1. A short history which gives rise to this appeal is this. In the year 1871, two brothers Laiq Singh and Thakur Singh sold their share in a zamindari property to Durga Singh, the predecessor-in-title of the plaintiff-respondent before me. Having regard to the fact that this sale left the vendors completely destitute, Durga Singh executed an agreement by which he allowed to each of the vendors certain lands, to be held by them rent free, till they made any attempt to transfer the same by mortgage or sale. Thakur Singh died and was succeeded by his wife, Mula Kuer. Mula Kuer is now dead and the present appellant Daulat Singh is in occupation of the land as a reversioner to Thakur Singh. The present suit was instituted on the allegation that the muaff held by Thakur Singh and after him by Mula Kuer, had been resumed by proceedings taken in Court in the year 1894 (judgment dated 18th December 1894). But since then, the defendant and his predecessor have been in possession 'without consent and without any contract and without payment of rent.' The plaintiff sued to eject the defendant as a mere non-occupancy tenant.
2. The suit was resisted, inter alia, on the ground that it was barred by 12 years' rule of limitation. It is said, that the possession of Mt. Mula Kuer, since the order for resumption was passed, on 18th December 1894, became adverse to the landlord and since the lapse of 12 years from the date, she and after her the defendant became the proprietor of the land. The suit failed in the Court of first instance but has been decreed by the learned District Judge on appeal. In this Court it is contended that the plea of limitation was a valid plea and ought to have been given effect to by the learned District Judge.
3. Act 12 of 1881 by Section 30 provided for a resumption of rent free land. The procedure was by an application. Section 30 gave two reliefs to the applicant.

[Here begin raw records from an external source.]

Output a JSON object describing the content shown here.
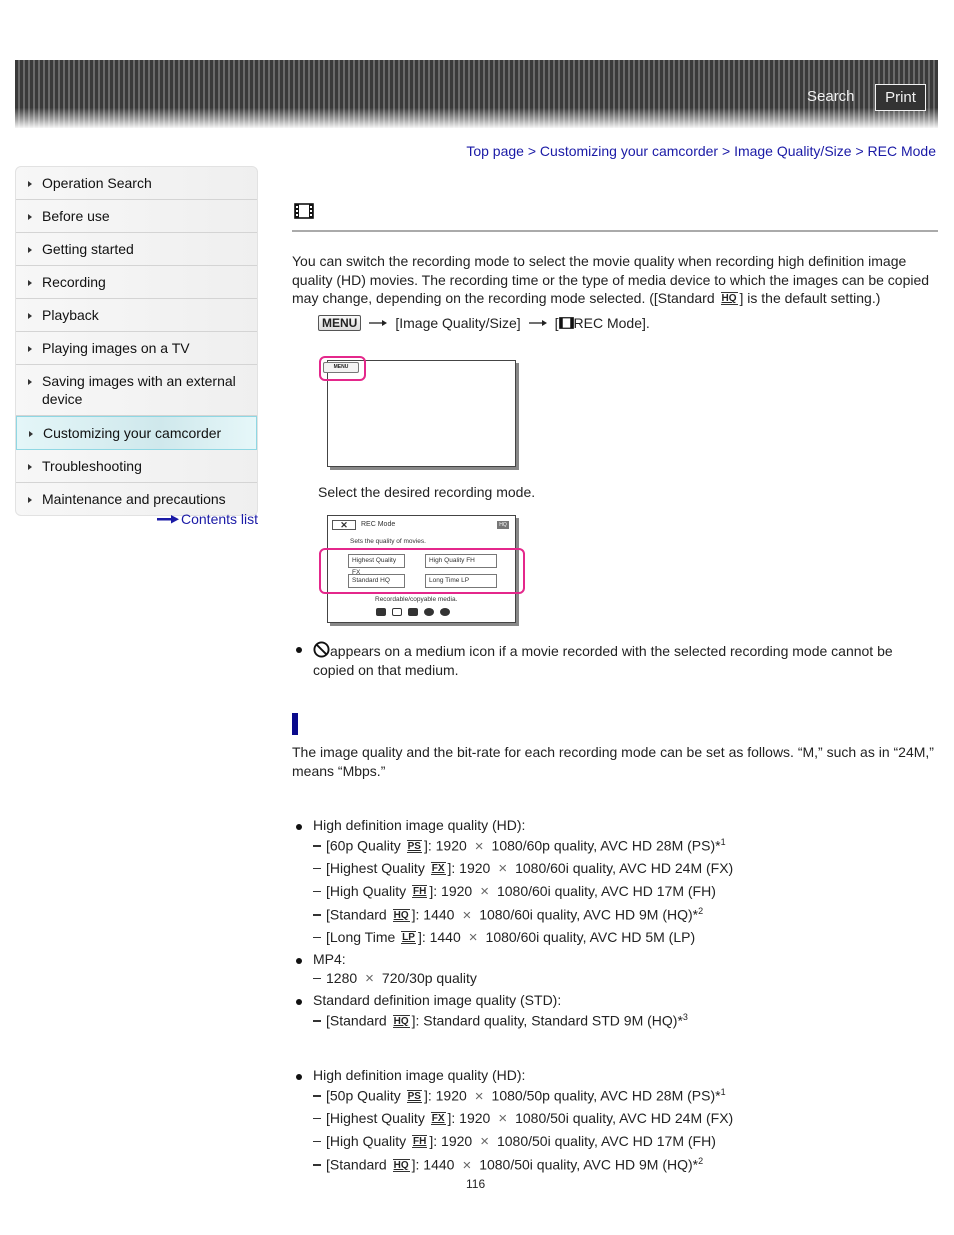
{
  "header": {
    "search_label": "Search",
    "print_label": "Print"
  },
  "sidebar": {
    "items": [
      {
        "label": "Operation Search",
        "selected": false
      },
      {
        "label": "Before use",
        "selected": false
      },
      {
        "label": "Getting started",
        "selected": false
      },
      {
        "label": "Recording",
        "selected": false
      },
      {
        "label": "Playback",
        "selected": false
      },
      {
        "label": "Playing images on a TV",
        "selected": false
      },
      {
        "label": "Saving images with an external device",
        "selected": false
      },
      {
        "label": "Customizing your camcorder",
        "selected": true
      },
      {
        "label": "Troubleshooting",
        "selected": false
      },
      {
        "label": "Maintenance and precautions",
        "selected": false
      }
    ],
    "contents_link": "Contents list"
  },
  "breadcrumb": [
    "Top page",
    "Customizing your camcorder",
    "Image Quality/Size",
    "REC Mode"
  ],
  "breadcrumb_separator": ">",
  "intro": {
    "text_before_badge": "You can switch the recording mode to select the movie quality when recording high definition image quality (HD) movies. The recording time or the type of media device to which the images can be copied may change, depending on the recording mode selected. ([Standard",
    "badge": "HQ",
    "text_after_badge": "] is the default setting.)"
  },
  "nav_path": {
    "menu_key": "MENU",
    "step1": "[Image Quality/Size]",
    "step2_prefix": "[",
    "step2": "REC Mode]."
  },
  "screen1": {
    "menu_button": "MENU"
  },
  "step_caption": "Select the desired recording mode.",
  "screen2": {
    "close": "✕",
    "title": "REC Mode",
    "corner_badge": "HQ",
    "subtitle": "Sets the quality of movies.",
    "options": [
      "Highest Quality FX",
      "High Quality FH",
      "Standard HQ",
      "Long Time LP"
    ],
    "footer": "Recordable/copyable media."
  },
  "note": {
    "line1": "appears on a medium icon if a movie recorded with the selected recording mode cannot be",
    "line2": "copied on that medium."
  },
  "bitrate_intro": {
    "line1": "The image quality and the bit-rate for each recording mode can be set as follows. “M,” such as in “24M,”",
    "line2": "means “Mbps.”"
  },
  "group_60": {
    "hd_heading": "High definition image quality (HD):",
    "hd_items": [
      {
        "pre": "[60p Quality",
        "badge": "PS",
        "res": "]: 1920",
        "post": "1080/60p quality, AVC HD 28M (PS)*",
        "sup": "1"
      },
      {
        "pre": "[Highest Quality",
        "badge": "FX",
        "res": "]: 1920",
        "post": "1080/60i quality, AVC HD 24M (FX)",
        "sup": ""
      },
      {
        "pre": "[High Quality",
        "badge": "FH",
        "res": "]: 1920",
        "post": "1080/60i quality, AVC HD 17M (FH)",
        "sup": ""
      },
      {
        "pre": "[Standard",
        "badge": "HQ",
        "res": "]: 1440",
        "post": "1080/60i quality, AVC HD 9M (HQ)*",
        "sup": "2"
      },
      {
        "pre": "[Long Time",
        "badge": "LP",
        "res": "]: 1440",
        "post": "1080/60i quality, AVC HD 5M (LP)",
        "sup": ""
      }
    ],
    "mp4_heading": "MP4:",
    "mp4_item": {
      "res": "1280",
      "post": "720/30p quality"
    },
    "std_heading": "Standard definition image quality (STD):",
    "std_item": {
      "pre": "[Standard",
      "badge": "HQ",
      "post": "]: Standard quality, Standard STD 9M (HQ)*",
      "sup": "3"
    }
  },
  "group_50": {
    "hd_heading": "High definition image quality (HD):",
    "hd_items": [
      {
        "pre": "[50p Quality",
        "badge": "PS",
        "res": "]: 1920",
        "post": "1080/50p quality, AVC HD 28M (PS)*",
        "sup": "1"
      },
      {
        "pre": "[Highest Quality",
        "badge": "FX",
        "res": "]: 1920",
        "post": "1080/50i quality, AVC HD 24M (FX)",
        "sup": ""
      },
      {
        "pre": "[High Quality",
        "badge": "FH",
        "res": "]: 1920",
        "post": "1080/50i quality, AVC HD 17M (FH)",
        "sup": ""
      },
      {
        "pre": "[Standard",
        "badge": "HQ",
        "res": "]: 1440",
        "post": "1080/50i quality, AVC HD 9M (HQ)*",
        "sup": "2"
      }
    ]
  },
  "times_symbol": "×",
  "page_number": "116",
  "colors": {
    "link": "#1a1aa6",
    "highlight": "#e4278b",
    "section_bar": "#0a0a8c"
  }
}
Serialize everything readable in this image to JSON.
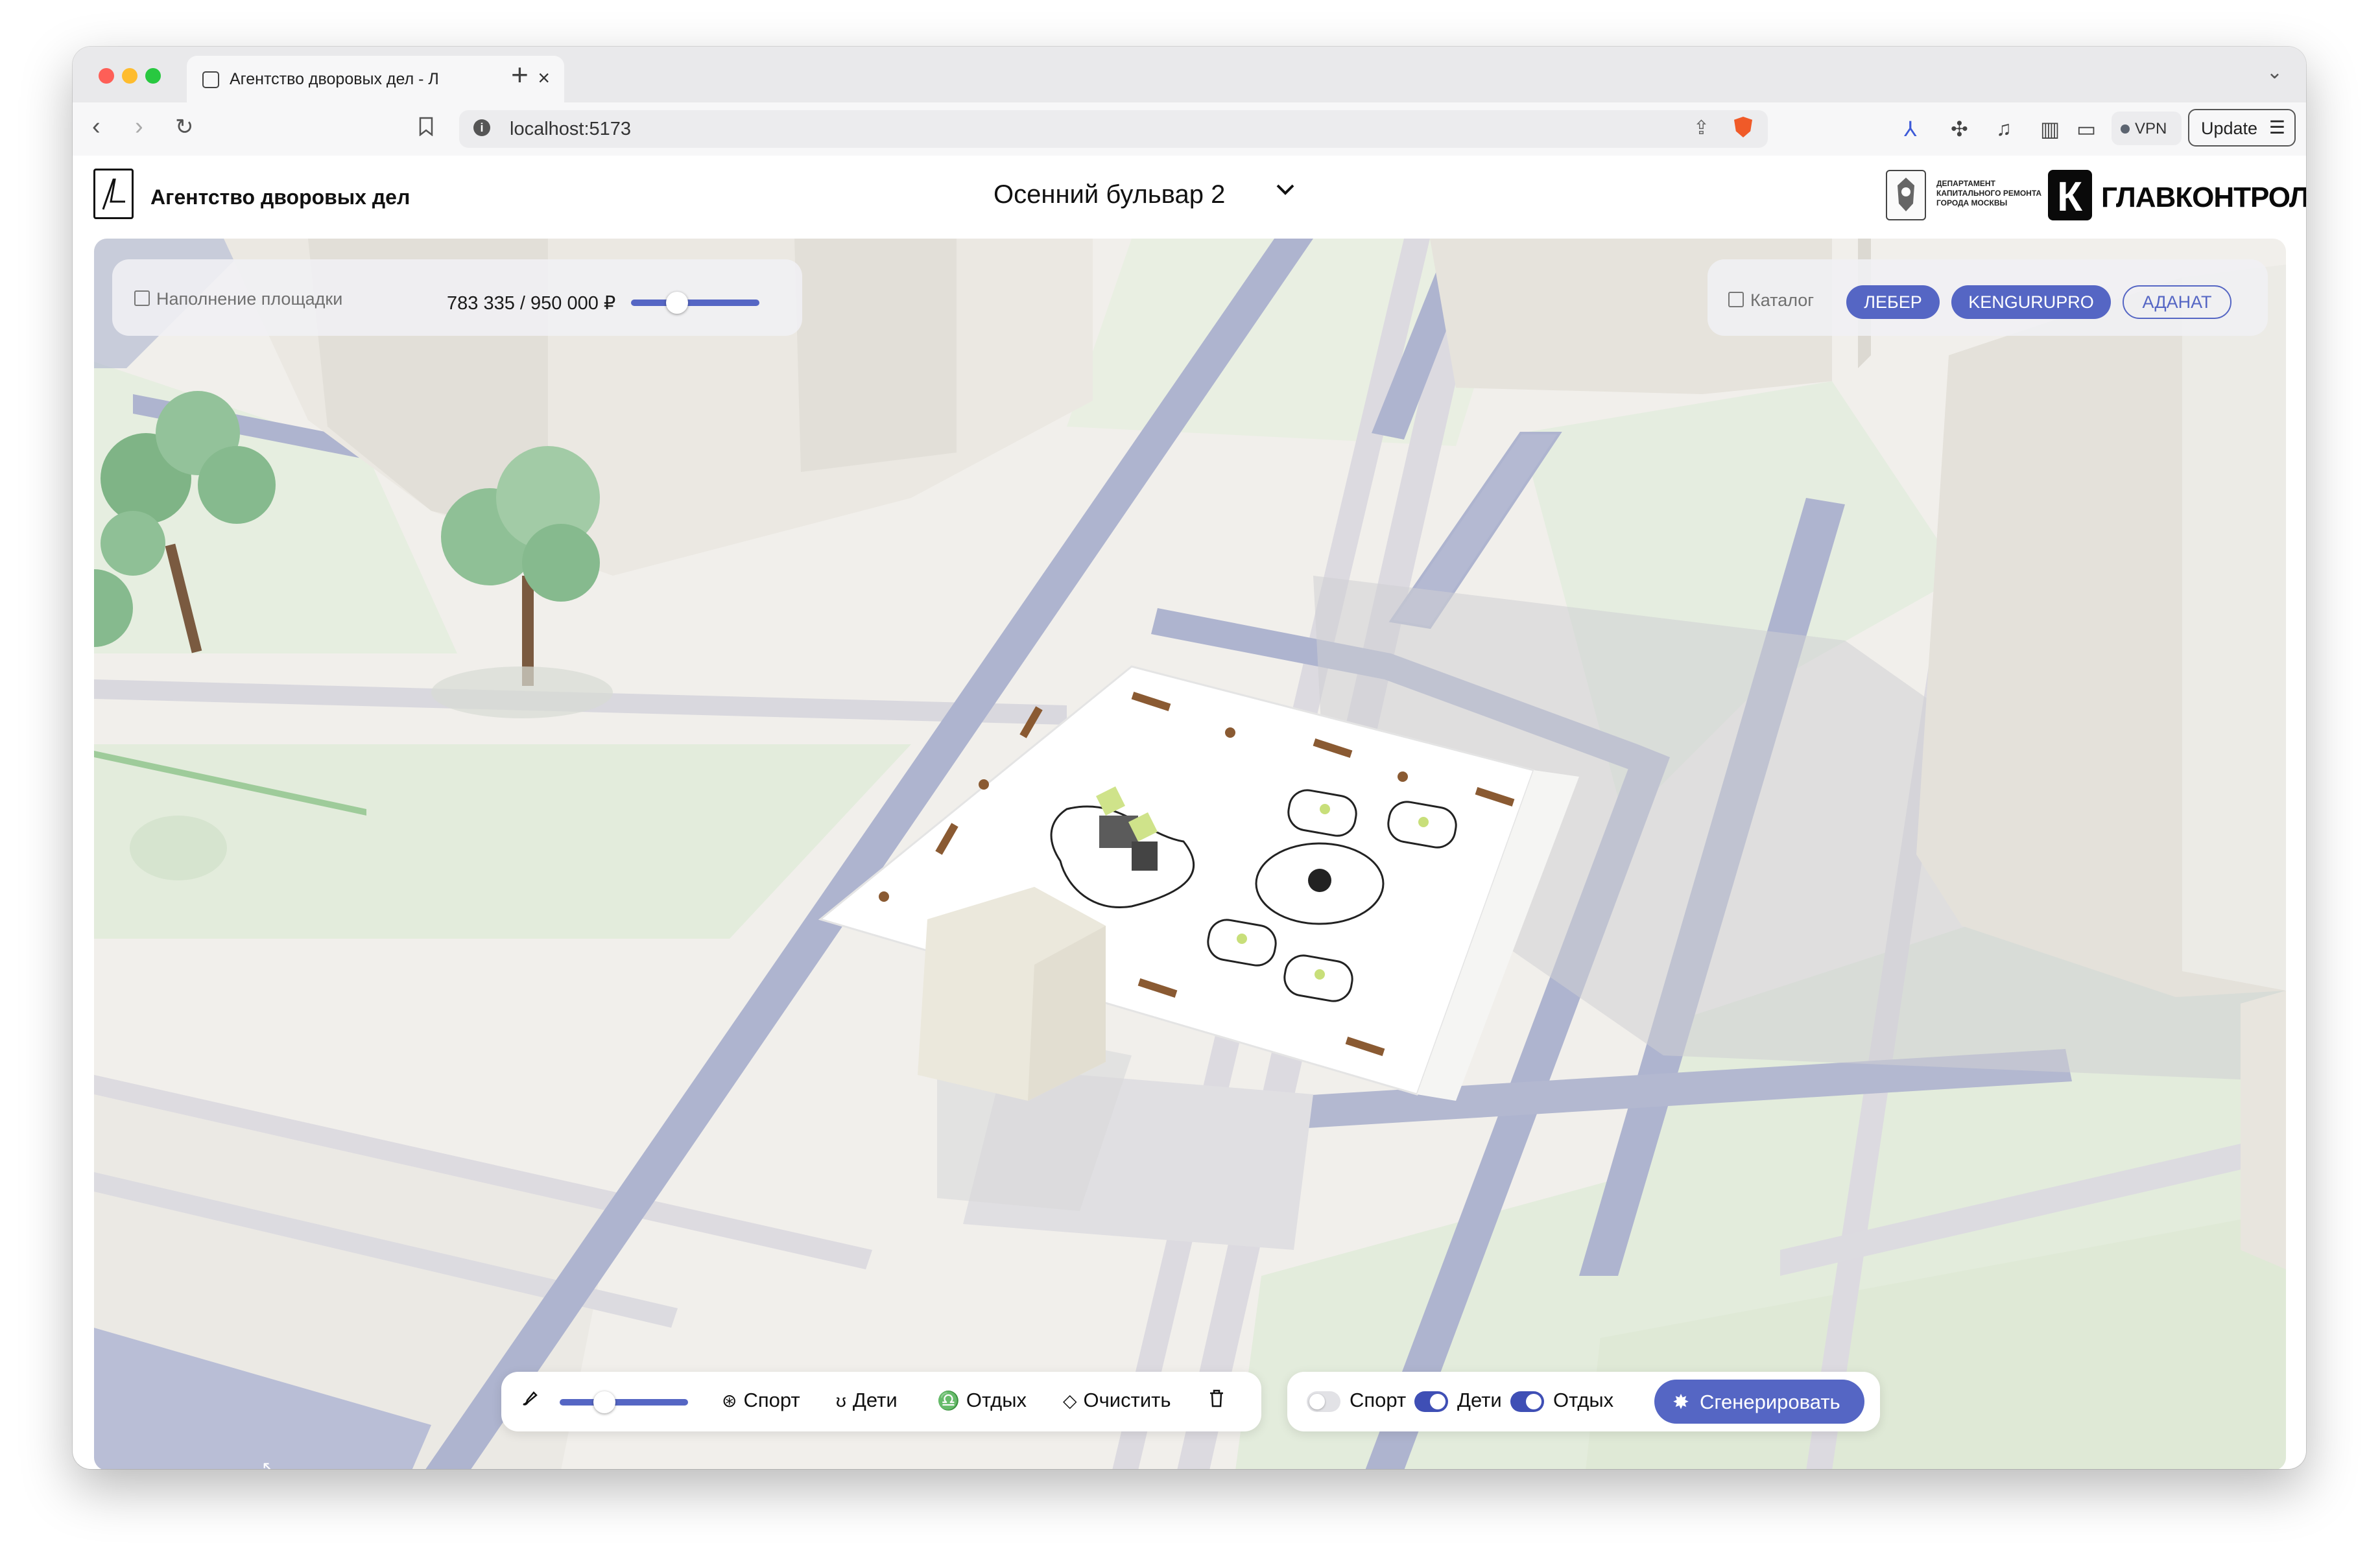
{
  "browser": {
    "tab_title": "Агентство дворовых дел - Л",
    "url": "localhost:5173",
    "vpn_label": "VPN",
    "update_label": "Update"
  },
  "header": {
    "brand": "Агентство дворовых дел",
    "project_name": "Осенний бульвар 2",
    "department_text": "Департамент капитального ремонта города Москвы",
    "partner_logo_text": "ГЛАВКОНТРОЛЬ",
    "partner_logo_letter": "К"
  },
  "budget_panel": {
    "label": "Наполнение площадки",
    "value": "783 335 / 950 000 ₽",
    "slider_fraction": 0.36
  },
  "catalog_panel": {
    "label": "Каталог",
    "chips": [
      {
        "label": "ЛЕБЕР",
        "active": true
      },
      {
        "label": "KENGURUPRO",
        "active": true
      },
      {
        "label": "АДАНАТ",
        "active": false
      }
    ]
  },
  "bottom_toolbar": {
    "slider_fraction": 0.35,
    "sport_label": "Спорт",
    "kids_label": "Дети",
    "rest_label": "Отдых",
    "clear_label": "Очистить"
  },
  "generate_bar": {
    "toggles": [
      {
        "label": "Спорт",
        "on": false
      },
      {
        "label": "Дети",
        "on": true
      },
      {
        "label": "Отдых",
        "on": true
      }
    ],
    "generate_label": "Сгенерировать"
  },
  "colors": {
    "accent": "#5566c4",
    "road": "#aeb4cf",
    "grass": "#e3ecdc",
    "building": "#ebe8e2"
  },
  "icons": [
    "back-icon",
    "forward-icon",
    "reload-icon",
    "bookmark-icon",
    "info-icon",
    "share-icon",
    "brave-icon",
    "extensions-icon",
    "music-icon",
    "sidebar-icon",
    "wallet-icon",
    "menu-icon",
    "chevron-down-icon",
    "brush-icon",
    "ball-icon",
    "bear-icon",
    "bell-icon",
    "eraser-icon",
    "trash-icon",
    "sparkle-icon"
  ]
}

One was, 'to resume such grants' and the second was, to assess rent on the land.' The copy of the decree, which is on the record as 55-A, shows that the former relief, namely resumption of the land was asked for and was granted. Now the question is; what is the effect of this decree?
4. It has been contended by the learned Counsel for the respondent that the effect of the decree was the grant of a pure declaration namely, the defendant had ceased to hold the land rent free. In other words, the declaration given was that the defendant was not any longer entitled to hold the land under the terms of the agreement. It has been contended by the learned Counsel that the Act of 1881 did not provide for execution of a decree for resumption. The only provision made for execution was as to the ejectment of a tenant (see Chapter 7, Act 12 of 1881). In my opinion the result is the same whether we read the order passed under Section 30, Act 12 of 1881 as a declaratory order or as an order for ejectment. Ordinarily speaking, the word 'resumption' implies, a taking back, re=again, and sumere-to take. Murray, in his English Dictionary gives as one of the meanings of the word, 'to re-occupy.' The fact that two reliefs are provided for, namely determination of rent and resumption, goes to show that the applicant could be granted a relief by way of possession. It may be that the Act 12 of 1881 did not provide any clear procedure for execution of an order like that. In that case, the inherent powers of the Court to execute its own order would have to be invoked. But, as I have said, for the purposes of this case, it is immaterial whether the order was of a declaratory nature or was capable of execution. If it was, in essence, a declaration, it put an end to the title of the defendant to hold on as a rent free grantee. From the moment the order was passed, the applicant, at whose instance the order was made, became entitled to take possession, unless both the parties, namely the applicant and the former grantee agreed that the latter should hold the land on a rent agreeable to both the parties. It is wrong to say that from the date of the passing of the order the position of the opposite party became that of a tenant. In this very case, in para. 3 of the plaint, the respondent says the defendant was in possession of the land
without any contract, without consent and without payment of rent.
5. In other words, the position of the former grantee was that of a trespasser.
6. Again, if the order was capable of execution, the order not having been executed, according to law, became valueless and no fresh suit could be maintained for recovery of possession. It was contended by the learned Counsel for the respondent that within 12 years of the order (1894),the Tenancy Act of 1901 came into force and under it, by virtue of Section 34, the landlord became entitled to sue the defendant as a trespasser, for ejectment, as if the latter were a tenant. Assuming all that, Section 34 is a rule of procedure and does not lay down any rule of limitation. Surely, a man who has been adversely in possession for more than 12 years, cannot be ejected by the landlord, who has lost his title by the adverse possession, under Section 34, Tenancy Act of 1901.
7. In my opinion, the learned Judge of the lower appellate Court was wrong in holding that the suit was not time barred. I hold that the present suit is not maintainable on account of the lapse of time. The appellant and his predecessor-in-title have together held the land for more than 12 years adversely to the plaintiff and his predecessor-in-title. The appeal is allowed and the respondent's suit is dismissed. The appellant will have his costs throughout.